CI, confidence interval; ROC, receiver operating characteristic.

Our data raise several important questions. Current treatment strategies focus on anti-viral or anti-inflammatory medications and do not require any screening for pulmonary thrombosis. In our opinion, the control of infection and limitation of inflammation may prevent further progression, but clot resolution is hastened by full anticoagulation, and it is plausible this would be similarly relevant in this cohort of patients. Indeed, the median duration of inpatient stay and mortality was similar between the groups despite the suggestion of more severe disease in patients with PE, which may be related to treatment.

Small randomised control trials of anticoagulation of different intensity in COVID-19 without screening for PE have suggested a potential benefit of enhanced anticoagulation in patients with a non-severe disease requiring supplemental oxygen but not severe disease requiring ventilatory support, invasive and non-invasive. A strategy of early diagnosis and treatment may have more gains. Prospective cohort studies of PE prevalence and relationship to D-dimer and currently used clinical decision rules are required as this diagnosis would result in patient anticoagulation post-discharge, unlike prophylactic anticoagulation strategy.

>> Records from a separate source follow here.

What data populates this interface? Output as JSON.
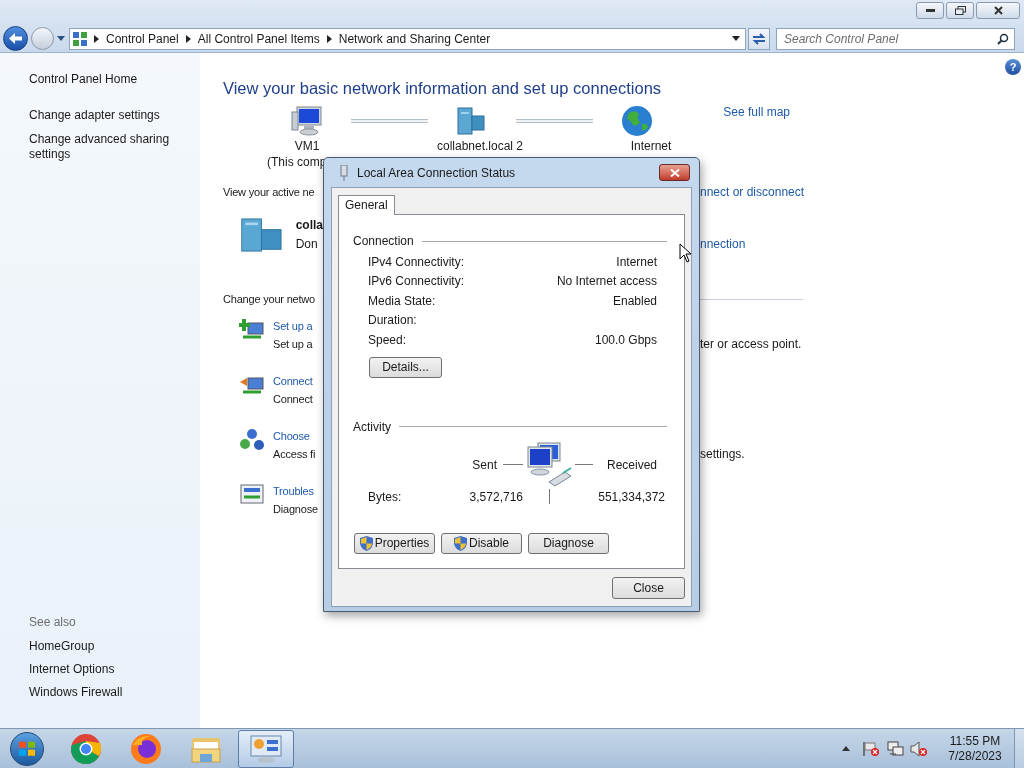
{
  "address_bar": {
    "breadcrumbs": [
      "Control Panel",
      "All Control Panel Items",
      "Network and Sharing Center"
    ]
  },
  "search": {
    "placeholder": "Search Control Panel"
  },
  "help": {
    "label": "?"
  },
  "sidebar": {
    "links": [
      "Control Panel Home",
      "Change adapter settings",
      "Change advanced sharing settings"
    ],
    "see_also_heading": "See also",
    "see_also": [
      "HomeGroup",
      "Internet Options",
      "Windows Firewall"
    ]
  },
  "main": {
    "heading": "View your basic network information and set up connections",
    "see_full_map": "See full map",
    "map_nodes": [
      {
        "kind": "computer",
        "label": "VM1",
        "sublabel": "(This comp"
      },
      {
        "kind": "network",
        "label": "collabnet.local 2"
      },
      {
        "kind": "globe",
        "label": "Internet"
      }
    ],
    "active_networks_label": "View your active ne",
    "connect_link": "nnect or disconnect",
    "network": {
      "name": "colla",
      "type": "Don",
      "connection_link": "nnection"
    },
    "change_label": "Change your netwo",
    "tasks": [
      {
        "kind": "setup",
        "title": "Set up a",
        "description": "Set up a",
        "description_tail": "ter or access point."
      },
      {
        "kind": "connect",
        "title": "Connect",
        "description": "Connect"
      },
      {
        "kind": "homegroup",
        "title": "Choose",
        "description": "Access fi",
        "description_tail": "settings."
      },
      {
        "kind": "troubleshoot",
        "title": "Troubles",
        "description": "Diagnose"
      }
    ]
  },
  "dialog": {
    "title": "Local Area Connection Status",
    "tabs": [
      {
        "label": "General",
        "selected": true
      }
    ],
    "connection": {
      "heading": "Connection",
      "rows": [
        {
          "label": "IPv4 Connectivity:",
          "value": "Internet"
        },
        {
          "label": "IPv6 Connectivity:",
          "value": "No Internet access"
        },
        {
          "label": "Media State:",
          "value": "Enabled"
        },
        {
          "label": "Duration:"
        },
        {
          "label": "Speed:",
          "value": "100.0 Gbps"
        }
      ],
      "details_button": "Details..."
    },
    "activity": {
      "heading": "Activity",
      "sent_label": "Sent",
      "received_label": "Received",
      "bytes_label": "Bytes:",
      "sent": "3,572,716",
      "received": "551,334,372"
    },
    "buttons": [
      {
        "label": "Properties",
        "shield": true
      },
      {
        "label": "Disable",
        "shield": true
      },
      {
        "label": "Diagnose",
        "shield": false
      }
    ],
    "close_button": "Close"
  },
  "taskbar": {
    "apps": [
      {
        "kind": "chrome",
        "selected": false
      },
      {
        "kind": "firefox",
        "selected": false
      },
      {
        "kind": "explorer",
        "selected": false
      },
      {
        "kind": "control_panel",
        "selected": true
      }
    ],
    "clock": {
      "time": "11:55 PM",
      "date": "7/28/2023"
    }
  }
}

In summary, our study confirms the findings of previous studies of an excess of thrombosis in pulmonary arteries in patients with COVID-19. We have demonstrated PE early in the disease and association with elevated D-dimer, particularly at levels >5000 ng/ml. Furthermore, as PE symptoms are indistinguishable from those of COVID-19 pneumonia, D-dimer could potentially identify patients for further imaging, pending the development of clinical decision rules. It is crucial that we continue to diagnose complications of COVID-19 that might impact the mortality and morbidity of patients.